II. A transferência entre vivos da propriedade de bens imóveis se dá mediante o registro do título translativo no Registro de Imóveis.
III. O marco temporal para a verificação do início do prazo decadencial do imposto incidente na transmissão não onerosa de bem imóvel entre vivos é aquele em que a transmissão da propriedade é efetivada, com o registro do título translativo no Registro de Imóveis.
Relato
1. A Consulente, pessoa natural, relata que ajuizou ação de separação judicial, cuja partilha foi homologada em 25/10/1988, na comarca de Campo Grande, Mato Grosso do Sul. Acrescenta que era casada sob o regime de comunhão parcial de bens.
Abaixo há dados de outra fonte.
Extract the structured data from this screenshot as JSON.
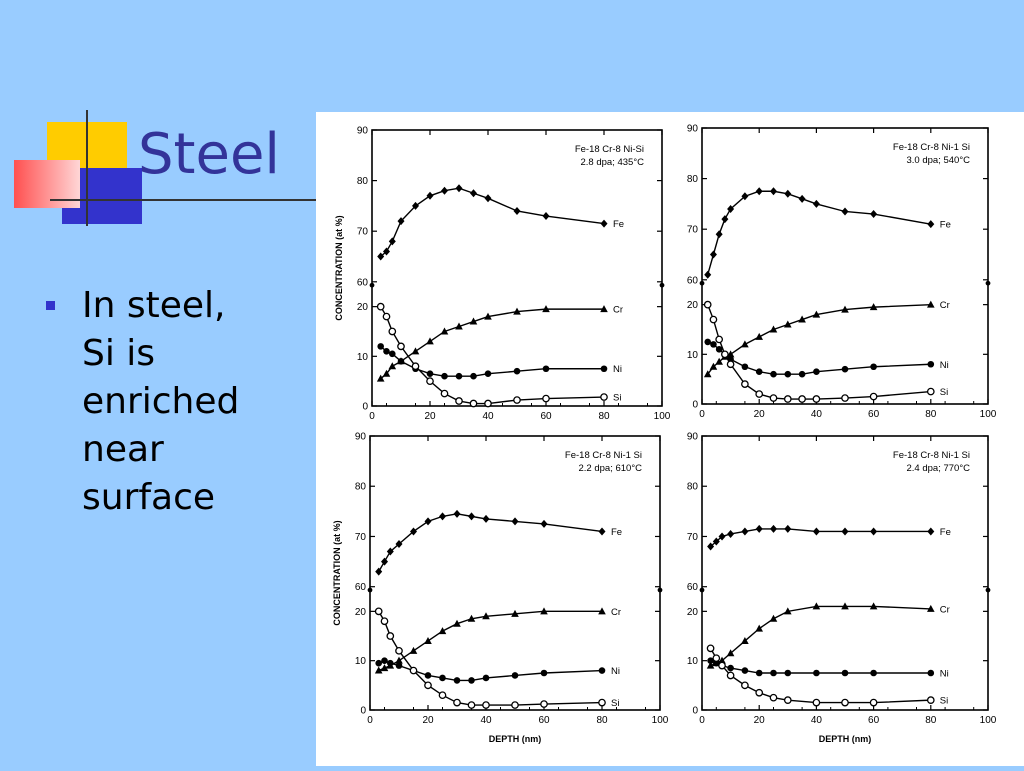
{
  "slide": {
    "title": "Steel",
    "bullet_lines": [
      "In steel,",
      "Si is",
      "enriched",
      "near",
      "surface"
    ]
  },
  "colors": {
    "background": "#99ccff",
    "title": "#333399",
    "bullet": "#3333cc",
    "deco_yellow": "#ffcc00",
    "deco_red": "#ff5050",
    "deco_blue": "#3333cc"
  },
  "chart_data": [
    {
      "type": "line",
      "annotation": [
        "Fe-18 Cr-8 Ni-Si",
        "2.8 dpa; 435°C"
      ],
      "xlabel": "",
      "ylabel": "CONCENTRATION (at %)",
      "xticks": [
        "0",
        "20",
        "40",
        "60",
        "80",
        "100"
      ],
      "yticks": [
        "0",
        "10",
        "20",
        "60",
        "70",
        "80",
        "90"
      ],
      "series": [
        {
          "name": "Fe",
          "marker": "diamond",
          "x": [
            3,
            5,
            7,
            10,
            15,
            20,
            25,
            30,
            35,
            40,
            50,
            60,
            80
          ],
          "y": [
            65,
            66,
            68,
            72,
            75,
            77,
            78,
            78.5,
            77.5,
            76.5,
            74,
            73,
            71.5
          ]
        },
        {
          "name": "Cr",
          "marker": "triangle",
          "x": [
            3,
            5,
            7,
            10,
            15,
            20,
            25,
            30,
            35,
            40,
            50,
            60,
            80
          ],
          "y": [
            5.5,
            6.5,
            8,
            9,
            11,
            13,
            15,
            16,
            17,
            18,
            19,
            19.5,
            19.5
          ]
        },
        {
          "name": "Ni",
          "marker": "circle-filled",
          "x": [
            3,
            5,
            7,
            10,
            15,
            20,
            25,
            30,
            35,
            40,
            50,
            60,
            80
          ],
          "y": [
            12,
            11,
            10.5,
            9,
            7.5,
            6.5,
            6,
            6,
            6,
            6.5,
            7,
            7.5,
            7.5
          ]
        },
        {
          "name": "Si",
          "marker": "circle-open",
          "x": [
            3,
            5,
            7,
            10,
            15,
            20,
            25,
            30,
            35,
            40,
            50,
            60,
            80
          ],
          "y": [
            20,
            18,
            15,
            12,
            8,
            5,
            2.5,
            1,
            0.5,
            0.5,
            1.2,
            1.5,
            1.8
          ]
        }
      ]
    },
    {
      "type": "line",
      "annotation": [
        "Fe-18 Cr-8 Ni-1 Si",
        "3.0 dpa; 540°C"
      ],
      "xlabel": "",
      "ylabel": "",
      "xticks": [
        "0",
        "20",
        "40",
        "60",
        "80",
        "100"
      ],
      "yticks": [
        "0",
        "10",
        "20",
        "60",
        "70",
        "80",
        "90"
      ],
      "series": [
        {
          "name": "Fe",
          "marker": "diamond",
          "x": [
            2,
            4,
            6,
            8,
            10,
            15,
            20,
            25,
            30,
            35,
            40,
            50,
            60,
            80
          ],
          "y": [
            61,
            65,
            69,
            72,
            74,
            76.5,
            77.5,
            77.5,
            77,
            76,
            75,
            73.5,
            73,
            71
          ]
        },
        {
          "name": "Cr",
          "marker": "triangle",
          "x": [
            2,
            4,
            6,
            8,
            10,
            15,
            20,
            25,
            30,
            35,
            40,
            50,
            60,
            80
          ],
          "y": [
            6,
            7.5,
            8.5,
            9.5,
            10,
            12,
            13.5,
            15,
            16,
            17,
            18,
            19,
            19.5,
            20
          ]
        },
        {
          "name": "Ni",
          "marker": "circle-filled",
          "x": [
            2,
            4,
            6,
            8,
            10,
            15,
            20,
            25,
            30,
            35,
            40,
            50,
            60,
            80
          ],
          "y": [
            12.5,
            12,
            11,
            10,
            9,
            7.5,
            6.5,
            6,
            6,
            6,
            6.5,
            7,
            7.5,
            8
          ]
        },
        {
          "name": "Si",
          "marker": "circle-open",
          "x": [
            2,
            4,
            6,
            8,
            10,
            15,
            20,
            25,
            30,
            35,
            40,
            50,
            60,
            80
          ],
          "y": [
            20,
            17,
            13,
            10,
            8,
            4,
            2,
            1.2,
            1,
            1,
            1,
            1.2,
            1.5,
            2.5
          ]
        }
      ]
    },
    {
      "type": "line",
      "annotation": [
        "Fe-18 Cr-8 Ni-1 Si",
        "2.2 dpa; 610°C"
      ],
      "xlabel": "DEPTH (nm)",
      "ylabel": "CONCENTRATION (at %)",
      "xticks": [
        "0",
        "20",
        "40",
        "60",
        "80",
        "100"
      ],
      "yticks": [
        "0",
        "10",
        "20",
        "60",
        "70",
        "80",
        "90"
      ],
      "series": [
        {
          "name": "Fe",
          "marker": "diamond",
          "x": [
            3,
            5,
            7,
            10,
            15,
            20,
            25,
            30,
            35,
            40,
            50,
            60,
            80
          ],
          "y": [
            63,
            65,
            67,
            68.5,
            71,
            73,
            74,
            74.5,
            74,
            73.5,
            73,
            72.5,
            71
          ]
        },
        {
          "name": "Cr",
          "marker": "triangle",
          "x": [
            3,
            5,
            7,
            10,
            15,
            20,
            25,
            30,
            35,
            40,
            50,
            60,
            80
          ],
          "y": [
            8,
            8.5,
            9,
            10,
            12,
            14,
            16,
            17.5,
            18.5,
            19,
            19.5,
            20,
            20
          ]
        },
        {
          "name": "Ni",
          "marker": "circle-filled",
          "x": [
            3,
            5,
            7,
            10,
            15,
            20,
            25,
            30,
            35,
            40,
            50,
            60,
            80
          ],
          "y": [
            9.5,
            10,
            9.5,
            9,
            8,
            7,
            6.5,
            6,
            6,
            6.5,
            7,
            7.5,
            8
          ]
        },
        {
          "name": "Si",
          "marker": "circle-open",
          "x": [
            3,
            5,
            7,
            10,
            15,
            20,
            25,
            30,
            35,
            40,
            50,
            60,
            80
          ],
          "y": [
            20,
            18,
            15,
            12,
            8,
            5,
            3,
            1.5,
            1,
            1,
            1,
            1.2,
            1.5
          ]
        }
      ]
    },
    {
      "type": "line",
      "annotation": [
        "Fe-18 Cr-8 Ni-1 Si",
        "2.4 dpa; 770°C"
      ],
      "xlabel": "DEPTH (nm)",
      "ylabel": "",
      "xticks": [
        "0",
        "20",
        "40",
        "60",
        "80",
        "100"
      ],
      "yticks": [
        "0",
        "10",
        "20",
        "60",
        "70",
        "80",
        "90"
      ],
      "series": [
        {
          "name": "Fe",
          "marker": "diamond",
          "x": [
            3,
            5,
            7,
            10,
            15,
            20,
            25,
            30,
            40,
            50,
            60,
            80
          ],
          "y": [
            68,
            69,
            70,
            70.5,
            71,
            71.5,
            71.5,
            71.5,
            71,
            71,
            71,
            71
          ]
        },
        {
          "name": "Cr",
          "marker": "triangle",
          "x": [
            3,
            5,
            7,
            10,
            15,
            20,
            25,
            30,
            40,
            50,
            60,
            80
          ],
          "y": [
            9,
            9.5,
            10,
            11.5,
            14,
            16.5,
            18.5,
            20,
            21,
            21,
            21,
            20.5
          ]
        },
        {
          "name": "Ni",
          "marker": "circle-filled",
          "x": [
            3,
            5,
            7,
            10,
            15,
            20,
            25,
            30,
            40,
            50,
            60,
            80
          ],
          "y": [
            10,
            9.5,
            9,
            8.5,
            8,
            7.5,
            7.5,
            7.5,
            7.5,
            7.5,
            7.5,
            7.5
          ]
        },
        {
          "name": "Si",
          "marker": "circle-open",
          "x": [
            3,
            5,
            7,
            10,
            15,
            20,
            25,
            30,
            40,
            50,
            60,
            80
          ],
          "y": [
            12.5,
            10.5,
            9,
            7,
            5,
            3.5,
            2.5,
            2,
            1.5,
            1.5,
            1.5,
            2
          ]
        }
      ]
    }
  ]
}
2. Informa que, na partilha de bens do casal, lhe coube a totalidade de um imóvel na cidade de São Paulo, tendo o seu esposo doado a parte que lhe cabia nesse imóvel.
3. Expõe que em abril de 2022, ao tentar realizar a venda desse imóvel, foi informada pelo Oficial de Registro Imóveis correspondente que a partilha em questão não fora registrada na matrícula do imóvel e que o excesso de meação é hipótese de incidência de imposto, devido ao Estado de São Paulo, conforme previsto no artigo 2°, inciso X, da Lei n° 9.591/1966.
4. Com fundamento no inciso I do artigo 173 e no caput do artigo 174, ambos do Código Tributário Nacional– CTN, bem como na ausência da constituição do crédito tributário, como prevê o artigo 144 do CTN, e tendo em vista o tempo decorrido desde a sentença de homologação da separação e partilha, argumenta que o crédito tributário teria sido extinto por meio da decadência, nos termos do inciso V do artigo 156 do CTN.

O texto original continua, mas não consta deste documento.